Summer Programs in Israel Bring New Understanding

Summer Programs in Israel Bring New Understanding

Izzy Friedland

To many students, a trip to Israel largely consists of squeezing through markets packed as tightly as falafel, enough tear-shed to dilute the Dead Sea, and family quarrels so intense they redefine the term “Six-Day War.”

Some students, however, visit Israel through programs such as BBYO or Nesiya, transforming the trip from a mere family vacation into a more intense, even enlightening experience.

Junior Joseph Gelula is one such student.

Gelula, a member of international zionist youth movement called Habonim Dror, spent five weeks in Israel this summer with several dozen other teens, courtesy of Mechaneh Bonim B’Israel (MBI), a summer program run by the movement.

Gelula was introduced to Habonim Dror through Camp Moshava, one of the movement’s seven summer camps in North America. The camps, modeled after Kibbutzim, educate campers about issues of social justice such as Palestinian-Israeli relations and more universal, secular matters such as gender roles and white privilege.

Though MBI is on its face an educational program meant to explore Israeli culture, Gelula said it also is very centered around establishing a personal connection with the country.

“It was a very educational and politically-minded trip,” Gelula said, “But it was also a very life-changing experience.”

The program had all the earmarks of the classic summer Israeli trip— a visit to the Western Wall, hiking up Masada in the Negev, sailing rafts along the Kinneret—but these were not the things that left the biggest impacts on Gelula.

Rather, it was the discussions he and the other teens on MBI had about the Palestinian-Israeli conflict.

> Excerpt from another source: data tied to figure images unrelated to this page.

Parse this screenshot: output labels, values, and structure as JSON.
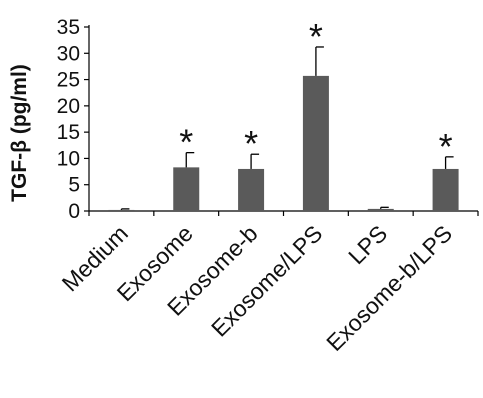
{
  "chart_data": {
    "type": "bar",
    "title": "",
    "xlabel": "",
    "ylabel": "TGF-β (pg/ml)",
    "categories": [
      "Medium",
      "Exosome",
      "Exosome-b",
      "Exosome/LPS",
      "LPS",
      "Exosome-b/LPS"
    ],
    "values": [
      0.2,
      8.3,
      8.0,
      25.7,
      0.4,
      8.0
    ],
    "errors": [
      0.2,
      2.8,
      2.8,
      5.5,
      0.3,
      2.3
    ],
    "significance": [
      "",
      "*",
      "*",
      "*",
      "",
      "*"
    ],
    "ylim": [
      0,
      35
    ],
    "yticks": [
      0,
      5,
      10,
      15,
      20,
      25,
      30,
      35
    ],
    "yticks_labels": [
      "0",
      "5",
      "10",
      "15",
      "20",
      "25",
      "30",
      "35"
    ],
    "grid": false,
    "legend": "none",
    "colors": {
      "bar": "#5a5a5a",
      "axis": "#000000",
      "text": "#111111"
    }
  }
}
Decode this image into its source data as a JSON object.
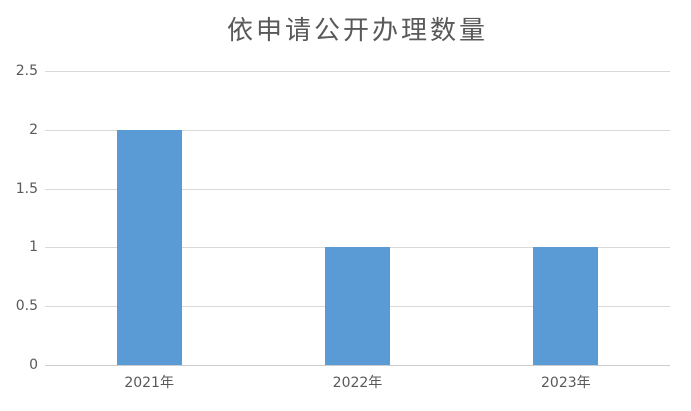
{
  "chart": {
    "colors": {
      "bar": "#5B9BD5",
      "gridline": "#D9D9D9",
      "axis_line": "#CCCCCC",
      "text": "#595959",
      "background": "#FFFFFF"
    }
  },
  "chart_data": {
    "type": "bar",
    "title": "依申请公开办理数量",
    "categories": [
      "2021年",
      "2022年",
      "2023年"
    ],
    "values": [
      2,
      1,
      1
    ],
    "xlabel": "",
    "ylabel": "",
    "ylim": [
      0,
      2.5
    ],
    "yticks": [
      0,
      0.5,
      1,
      1.5,
      2,
      2.5
    ],
    "grid": "horizontal-on",
    "legend": "none"
  }
}
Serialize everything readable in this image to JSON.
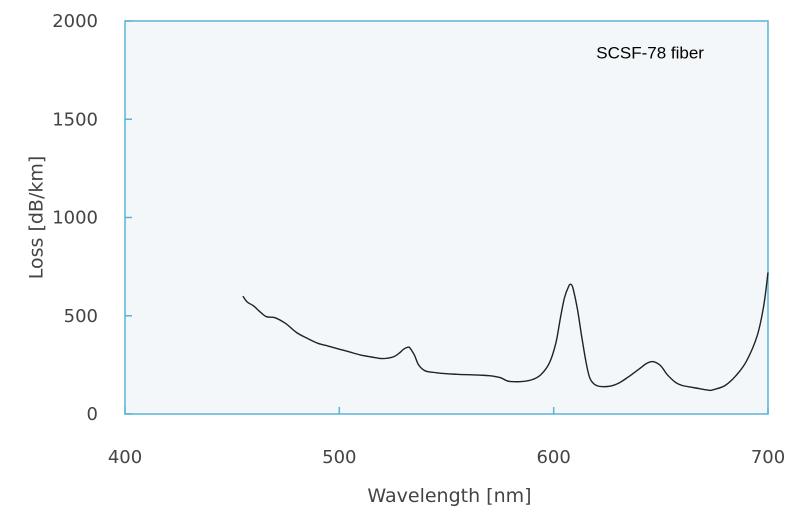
{
  "chart_data": {
    "type": "line",
    "title": "",
    "xlabel": "Wavelength [nm]",
    "ylabel": "Loss [dB/km]",
    "xlim": [
      400,
      700
    ],
    "ylim": [
      0,
      2000
    ],
    "x_ticks": [
      400,
      500,
      600,
      700
    ],
    "y_ticks": [
      0,
      500,
      1000,
      1500,
      2000
    ],
    "grid": false,
    "annotations": [
      {
        "text": "SCSF-78 fiber",
        "x": 645,
        "y": 1810
      }
    ],
    "colors": {
      "line": "#222222",
      "plot_background": "#f3f7f9",
      "frame": "#5bb3d6"
    },
    "series": [
      {
        "x": [
          455,
          457,
          460,
          463,
          466,
          470,
          475,
          480,
          485,
          490,
          495,
          500,
          505,
          510,
          515,
          520,
          525,
          528,
          530,
          532,
          533,
          535,
          537,
          540,
          545,
          550,
          555,
          560,
          565,
          570,
          575,
          578,
          580,
          585,
          590,
          594,
          598,
          601,
          603,
          605,
          607,
          608,
          609,
          611,
          613,
          615,
          617,
          620,
          625,
          630,
          635,
          640,
          643,
          645,
          647,
          650,
          653,
          657,
          660,
          665,
          670,
          673,
          675,
          680,
          685,
          690,
          695,
          698,
          700
        ],
        "y": [
          600,
          570,
          550,
          520,
          495,
          490,
          460,
          415,
          385,
          360,
          345,
          330,
          315,
          300,
          290,
          282,
          290,
          310,
          330,
          340,
          335,
          300,
          250,
          220,
          210,
          205,
          202,
          200,
          198,
          195,
          185,
          170,
          165,
          165,
          175,
          200,
          260,
          360,
          480,
          590,
          650,
          660,
          640,
          540,
          400,
          270,
          180,
          145,
          140,
          155,
          190,
          230,
          255,
          265,
          265,
          245,
          200,
          160,
          145,
          135,
          125,
          120,
          125,
          145,
          195,
          270,
          400,
          550,
          720
        ]
      }
    ]
  }
}
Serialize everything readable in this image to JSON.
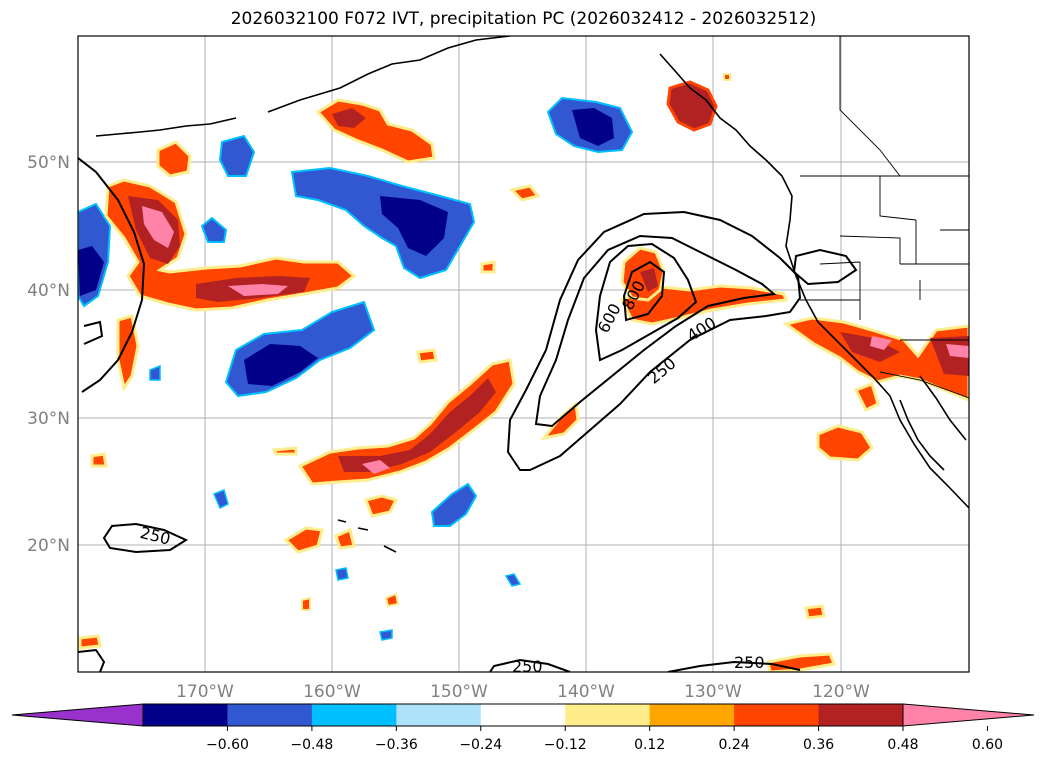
{
  "title": "2026032100 F072 IVT, precipitation PC (2026032412 - 2026032512)",
  "lat_labels": [
    "50°N",
    "40°N",
    "30°N",
    "20°N"
  ],
  "lon_labels": [
    "170°W",
    "160°W",
    "150°W",
    "140°W",
    "130°W",
    "120°W"
  ],
  "colorbar": {
    "colors": [
      "#9932cc",
      "#00008b",
      "#3158d0",
      "#00bfff",
      "#aee2fa",
      "#ffffff",
      "#ffec8b",
      "#ffa500",
      "#ff4500",
      "#b22222",
      "#ff83a8"
    ],
    "tick_labels": [
      "−0.60",
      "−0.48",
      "−0.36",
      "−0.24",
      "−0.12",
      "0.12",
      "0.24",
      "0.36",
      "0.48",
      "0.60"
    ]
  },
  "contour_labels": {
    "c250_west": "250",
    "c600": "600",
    "c800": "800",
    "c400": "400",
    "c250_main": "250",
    "c250_south": "250",
    "c250_southeast": "250"
  },
  "colors": {
    "neg_strong": "#00008b",
    "neg_mid": "#3158d0",
    "neg_light": "#00bfff",
    "pos_yellow": "#ffec8b",
    "pos_orange": "#ffa500",
    "pos_red": "#ff4500",
    "pos_dark": "#b22222",
    "pos_pink": "#ff83a8"
  }
}
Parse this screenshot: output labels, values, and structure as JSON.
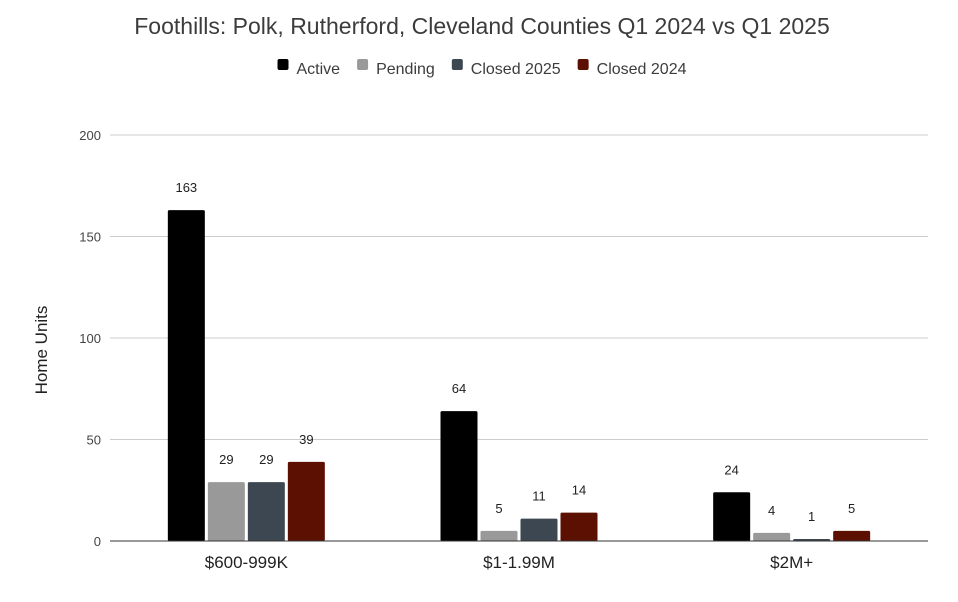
{
  "chart_data": {
    "type": "bar",
    "title": "Foothills: Polk, Rutherford, Cleveland Counties Q1 2024 vs Q1 2025",
    "xlabel": "",
    "ylabel": "Home Units",
    "ylim": [
      0,
      200
    ],
    "yticks": [
      "0",
      "50",
      "100",
      "150",
      "200"
    ],
    "grid": true,
    "legend_position": "top",
    "categories": [
      "$600-999K",
      "$1-1.99M",
      "$2M+"
    ],
    "series": [
      {
        "name": "Active",
        "color": "#000000",
        "values": [
          163,
          64,
          24
        ]
      },
      {
        "name": "Pending",
        "color": "#999999",
        "values": [
          29,
          5,
          4
        ]
      },
      {
        "name": "Closed 2025",
        "color": "#3d4751",
        "values": [
          29,
          11,
          1
        ]
      },
      {
        "name": "Closed 2024",
        "color": "#5c1001",
        "values": [
          39,
          14,
          5
        ]
      }
    ]
  }
}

He came away from the trip with a fresh perspective of the country and the complicated political climate that surrounds it—primarily concerning who the “Promised Land” is promised to.

Gelula, having previously held what he described as a “black and white” view of the conflict, found himself reevaluating some of his long-lived ideas during his experience. He said that he realized he had become “more compassionate and understanding towards… everybody in the conflict” as a result of the trip.

Though amazed by cities like Jaffa and Tsefat, Gelula lamented that a country “that could be an example to the world” is so hampered and disfigured by internal and external conflicts, which he refers to as “growing pains.”

One such “growing pain” is the conflict between religious and secular beliefs in Israeli society, and the lack of co-existence between the two.

“Israel is a place that has so much beauty and amazingness to offer the world, but is struggling to do that,” Gelula said.

Still, despite this realization, or perhaps because of it, Israel looms larger in Gelula’s thoughts than ever before.

“If I hadn’t gone, I would have still seen Israel as this far off place that has a lot to do with my ideology,” Gelula said. “Now it’s a place that I see has this amazing personality … and now, having seen that and understood that, I have a lot more of a loving connection to Israel than I did before.”